I remember a few extra special times where Jeff was doing things for or with his kids. Like when he went to church camp for a week. Reports were that he was the kid that was very close to being kicked out of camp for speeding on a golf cart around campus and “other things”. He was just one of the kids. But he wanted to be with his kids any time he could. So he went to pre-teen camp.
Then there was the time of the surprise gift of two four wheelers that were hidden in my garage until Christmas morning when I delivered them for Jeff to his driveway. The looks on those kids’ faces were something. And the excitement Jeff had was equal.
I recall a Colorado trip when the family van broke down and it took almost a week to get parts for repair. They turned that potentially bad experience into a memory, as they sort of camped out in that little town and even went to the local church there that week.
Jeff intentionally took his kids individually on trips to wherever that child wanted to go. I guess living in a large family, you can at times get lost in the shuffle. Well that is not the case here.
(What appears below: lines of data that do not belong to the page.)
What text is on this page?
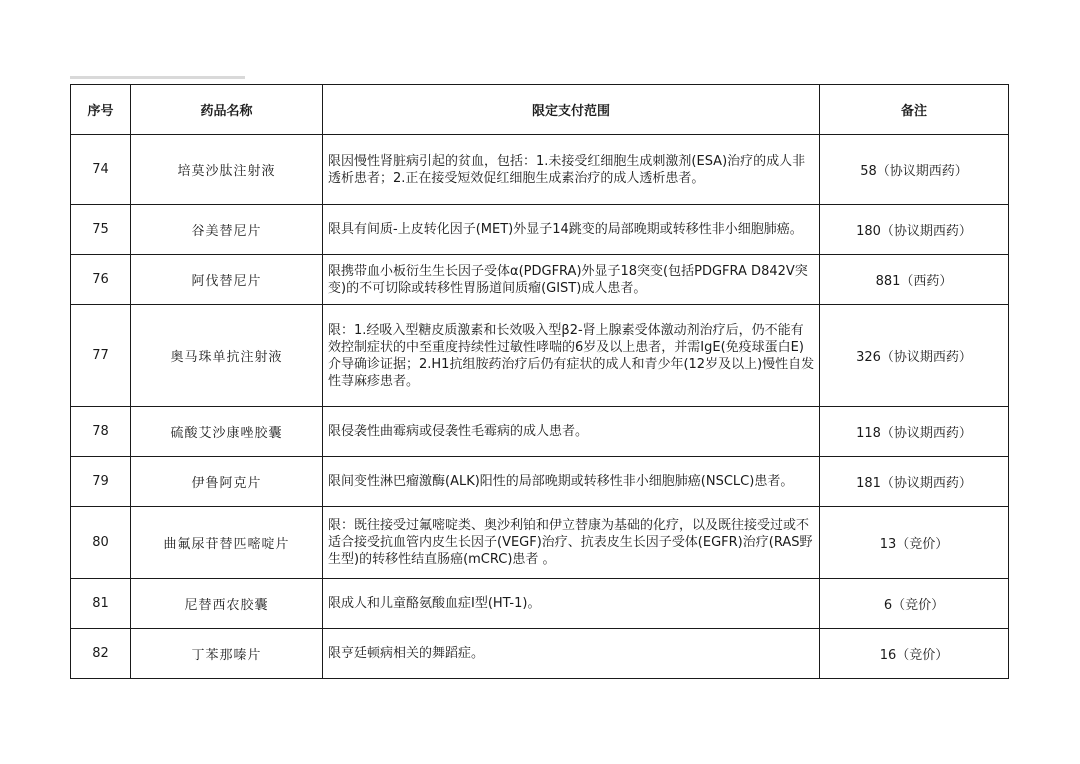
序号	药品名称	限定支付范围	备注
74	培莫沙肽注射液	限因慢性肾脏病引起的贫血，包括：1.未接受红细胞生成刺激剂(ESA)治疗的成人非透析患者；2.正在接受短效促红细胞生成素治疗的成人透析患者。	58（协议期西药）
75	谷美替尼片	限具有间质-上皮转化因子(MET)外显子14跳变的局部晚期或转移性非小细胞肺癌。	180（协议期西药）
76	阿伐替尼片	限携带血小板衍生生长因子受体α(PDGFRA)外显子18突变(包括PDGFRA D842V突变)的不可切除或转移性胃肠道间质瘤(GIST)成人患者。	881（西药）
77	奥马珠单抗注射液	限：1.经吸入型糖皮质激素和长效吸入型β2-肾上腺素受体激动剂治疗后，仍不能有效控制症状的中至重度持续性过敏性哮喘的6岁及以上患者，并需IgE(免疫球蛋白E)介导确诊证据；2.H1抗组胺药治疗后仍有症状的成人和青少年(12岁及以上)慢性自发性荨麻疹患者。	326（协议期西药）
78	硫酸艾沙康唑胶囊	限侵袭性曲霉病或侵袭性毛霉病的成人患者。	118（协议期西药）
79	伊鲁阿克片	限间变性淋巴瘤激酶(ALK)阳性的局部晚期或转移性非小细胞肺癌(NSCLC)患者。	181（协议期西药）
80	曲氟尿苷替匹嘧啶片	限：既往接受过氟嘧啶类、奥沙利铂和伊立替康为基础的化疗，以及既往接受过或不适合接受抗血管内皮生长因子(VEGF)治疗、抗表皮生长因子受体(EGFR)治疗(RAS野生型)的转移性结直肠癌(mCRC)患者 。	13（竞价）
81	尼替西农胶囊	限成人和儿童酪氨酸血症Ⅰ型(HT-1)。	6（竞价）
82	丁苯那嗪片	限亨廷顿病相关的舞蹈症。	16（竞价）
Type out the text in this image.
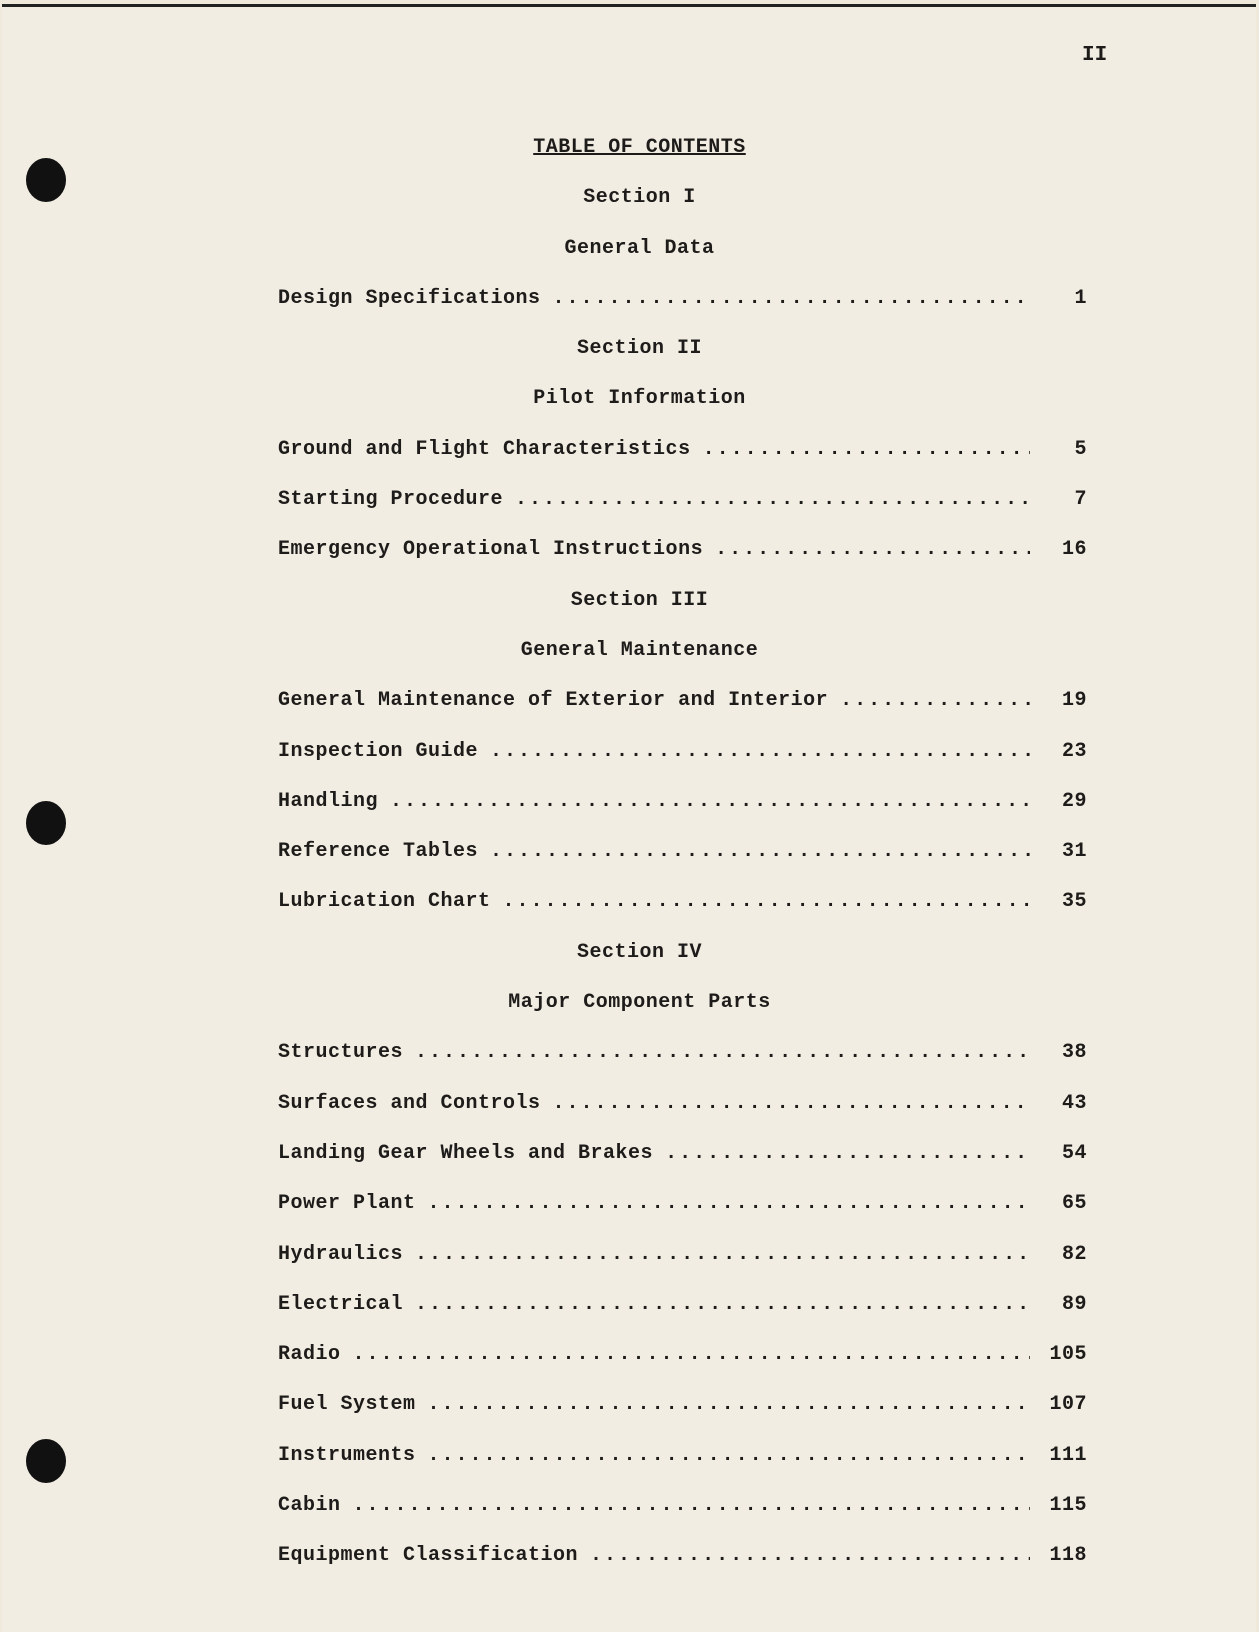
II
TABLE OF CONTENTS
Section I
General Data
Design Specifications .....	1
Section II
Pilot Information
Ground and Flight Characteristics .....	5
Starting Procedure .....	7
Emergency Operational Instructions .....	16
Section III
General Maintenance
General Maintenance of Exterior and Interior .....	19
Inspection Guide .....	23
Handling .....	29
Reference Tables .....	31
Lubrication Chart .....	35
Section IV
Major Component Parts
Structures .....	38
Surfaces and Controls .....	43
Landing Gear Wheels and Brakes .....	54
Power Plant .....	65
Hydraulics .....	82
Electrical .....	89
Radio .....	105
Fuel System .....	107
Instruments .....	111
Cabin .....	115
Equipment Classification .....	118
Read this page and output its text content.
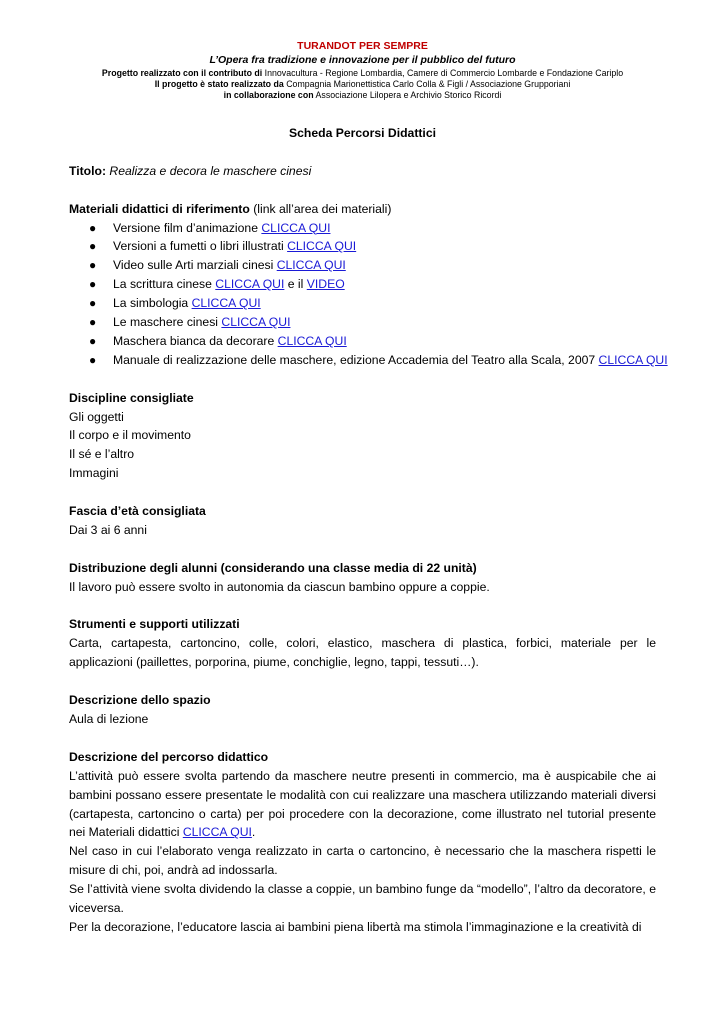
TURANDOT PER SEMPRE
L’Opera fra tradizione e innovazione per il pubblico del futuro
Progetto realizzato con il contributo di Innovacultura - Regione Lombardia, Camere di Commercio Lombarde e Fondazione Cariplo
Il progetto è stato realizzato da Compagnia Marionettistica Carlo Colla & Figli / Associazione Grupporiani
in collaborazione con Associazione Lilopera e Archivio Storico Ricordi
Scheda Percorsi Didattici
Titolo: Realizza e decora le maschere cinesi
Materiali didattici di riferimento (link all’area dei materiali)
● Versione film d’animazione CLICCA QUI
● Versioni a fumetti o libri illustrati CLICCA QUI
● Video sulle Arti marziali cinesi CLICCA QUI
● La scrittura cinese CLICCA QUI e il VIDEO
● La simbologia CLICCA QUI
● Le maschere cinesi CLICCA QUI
● Maschera bianca da decorare CLICCA QUI
● Manuale di realizzazione delle maschere, edizione Accademia del Teatro alla Scala, 2007 CLICCA QUI
Discipline consigliate
Gli oggetti
Il corpo e il movimento
Il sé e l’altro
Immagini
Fascia d’età consigliata
Dai 3 ai 6 anni
Distribuzione degli alunni (considerando una classe media di 22 unità)
Il lavoro può essere svolto in autonomia da ciascun bambino oppure a coppie.
Strumenti e supporti utilizzati

Carta, cartapesta, cartoncino, colle, colori, elastico, maschera di plastica, forbici, materiale per le applicazioni (paillettes, porporina, piume, conchiglie, legno, tappi, tessuti…).

Descrizione dello spazio
Aula di lezione
Descrizione del percorso didattico

L’attività può essere svolta partendo da maschere neutre presenti in commercio, ma è auspicabile che ai bambini possano essere presentate le modalità con cui realizzare una maschera utilizzando materiali diversi (cartapesta, cartoncino o carta) per poi procedere con la decorazione, come illustrato nel tutorial presente nei Materiali didattici CLICCA QUI.

Nel caso in cui l’elaborato venga realizzato in carta o cartoncino, è necessario che la maschera rispetti le misure di chi, poi, andrà ad indossarla.

Se l’attività viene svolta dividendo la classe a coppie, un bambino funge da “modello”, l’altro da decoratore, e viceversa.

Per la decorazione, l’educatore lascia ai bambini piena libertà ma stimola l’immaginazione e la creatività di
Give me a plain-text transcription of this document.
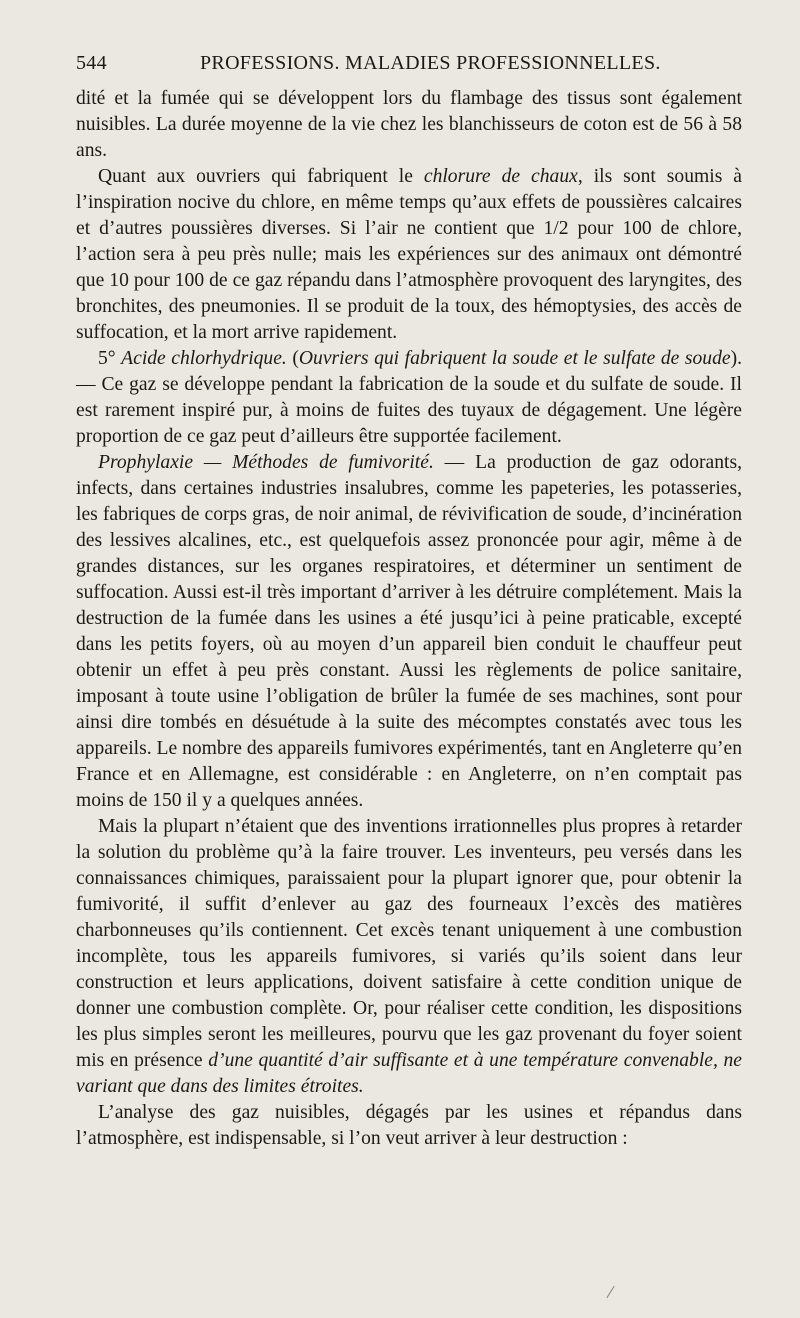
544	PROFESSIONS. MALADIES PROFESSIONNELLES.

dité et la fumée qui se développent lors du flambage des tissus sont également nuisibles. La durée moyenne de la vie chez les blanchisseurs de coton est de 56 à 58 ans.

Quant aux ouvriers qui fabriquent le chlorure de chaux, ils sont soumis à l’inspiration nocive du chlore, en même temps qu’aux effets de poussières calcaires et d’autres poussières diverses. Si l’air ne contient que 1/2 pour 100 de chlore, l’action sera à peu près nulle; mais les expériences sur des animaux ont démontré que 10 pour 100 de ce gaz répandu dans l’atmosphère provoquent des laryngites, des bronchites, des pneumonies. Il se produit de la toux, des hémoptysies, des accès de suffocation, et la mort arrive rapidement.

5° Acide chlorhydrique. (Ouvriers qui fabriquent la soude et le sulfate de soude). — Ce gaz se développe pendant la fabrication de la soude et du sulfate de soude. Il est rarement inspiré pur, à moins de fuites des tuyaux de dégagement. Une légère proportion de ce gaz peut d’ailleurs être supportée facilement.

Prophylaxie — Méthodes de fumivorité. — La production de gaz odorants, infects, dans certaines industries insalubres, comme les papeteries, les potasseries, les fabriques de corps gras, de noir animal, de révivification de soude, d’incinération des lessives alcalines, etc., est quelquefois assez prononcée pour agir, même à de grandes distances, sur les organes respiratoires, et déterminer un sentiment de suffocation. Aussi est-il très important d’arriver à les détruire complétement. Mais la destruction de la fumée dans les usines a été jusqu’ici à peine praticable, excepté dans les petits foyers, où au moyen d’un appareil bien conduit le chauffeur peut obtenir un effet à peu près constant. Aussi les règlements de police sanitaire, imposant à toute usine l’obligation de brûler la fumée de ses machines, sont pour ainsi dire tombés en désuétude à la suite des mécomptes constatés avec tous les appareils. Le nombre des appareils fumivores expérimentés, tant en Angleterre qu’en France et en Allemagne, est considérable : en Angleterre, on n’en comptait pas moins de 150 il y a quelques années.

Mais la plupart n’étaient que des inventions irrationnelles plus propres à retarder la solution du problème qu’à la faire trouver. Les inventeurs, peu versés dans les connaissances chimiques, paraissaient pour la plupart ignorer que, pour obtenir la fumivorité, il suffit d’enlever au gaz des fourneaux l’excès des matières charbonneuses qu’ils contiennent. Cet excès tenant uniquement à une combustion incomplète, tous les appareils fumivores, si variés qu’ils soient dans leur construction et leurs applications, doivent satisfaire à cette condition unique de donner une combustion complète. Or, pour réaliser cette condition, les dispositions les plus simples seront les meilleures, pourvu que les gaz provenant du foyer soient mis en présence d’une quantité d’air suffisante et à une température convenable, ne variant que dans des limites étroites.

L’analyse des gaz nuisibles, dégagés par les usines et répandus dans l’atmosphère, est indispensable, si l’on veut arriver à leur destruction :
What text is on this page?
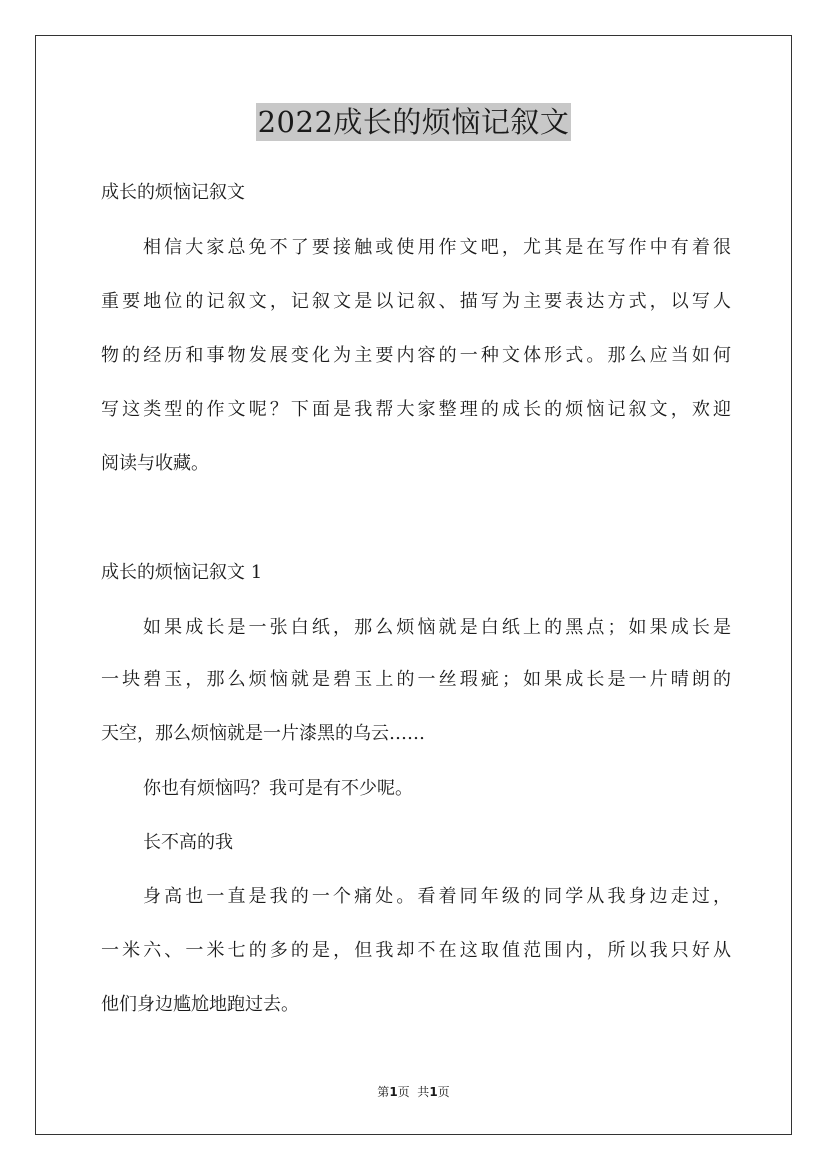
2022成长的烦恼记叙文
成长的烦恼记叙文
相信大家总免不了要接触或使用作文吧，尤其是在写作中有着很
重要地位的记叙文，记叙文是以记叙、描写为主要表达方式，以写人
物的经历和事物发展变化为主要内容的一种文体形式。那么应当如何
写这类型的作文呢？下面是我帮大家整理的成长的烦恼记叙文，欢迎
阅读与收藏。
成长的烦恼记叙文 1
如果成长是一张白纸，那么烦恼就是白纸上的黑点；如果成长是
一块碧玉，那么烦恼就是碧玉上的一丝瑕疵；如果成长是一片晴朗的
天空，那么烦恼就是一片漆黑的乌云……
你也有烦恼吗？我可是有不少呢。
长不高的我
身高也一直是我的一个痛处。看着同年级的同学从我身边走过，
一米六、一米七的多的是，但我却不在这取值范围内，所以我只好从
他们身边尴尬地跑过去。
第1页  共1页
He planned for inclusion and always made it fun and directed to that child. From NASCAR to Mexico to Mid America Mall to rescuing dogs or rescuing friends, he always included his kids and taught them by example.
Besides Jeff’s wife and kids that he cherished, he loved dearly his mom, his sisters and their extended families and had many funny stories to go along with them all. I could extract some hush money from them, I’m sure!
There were others that Jeff considered family as well, like Andrew and Lori Spurgeon. He opened up his home and his life to their family and supported every international mission effort they were involved in with compassion and care. He very much respected Andrew’s spiritual wisdom, squeaky laughter and his love of rutabagas. Go figure.
From my view Jeff keyed on strengths, not weaknesses with respect to his family. He always told them he was proud of them and affirmed them every chance he got. He taught them hospitality, by on many occasions having groups into their home for meetings or welcomed anyone into his home.
I could go on for much longer but I will end this now. These are not just random thoughts, but reflections screaming to be released from my feeble mind.
Jeff was not a superman. He had feet of clay. He was broken at times and deeply remorseful for any errant thoughts or actions. And he knew he was forgiven by and relied fully on God’s mercy and grace to keep going.
This wild and crazy guy poured out his life into his family.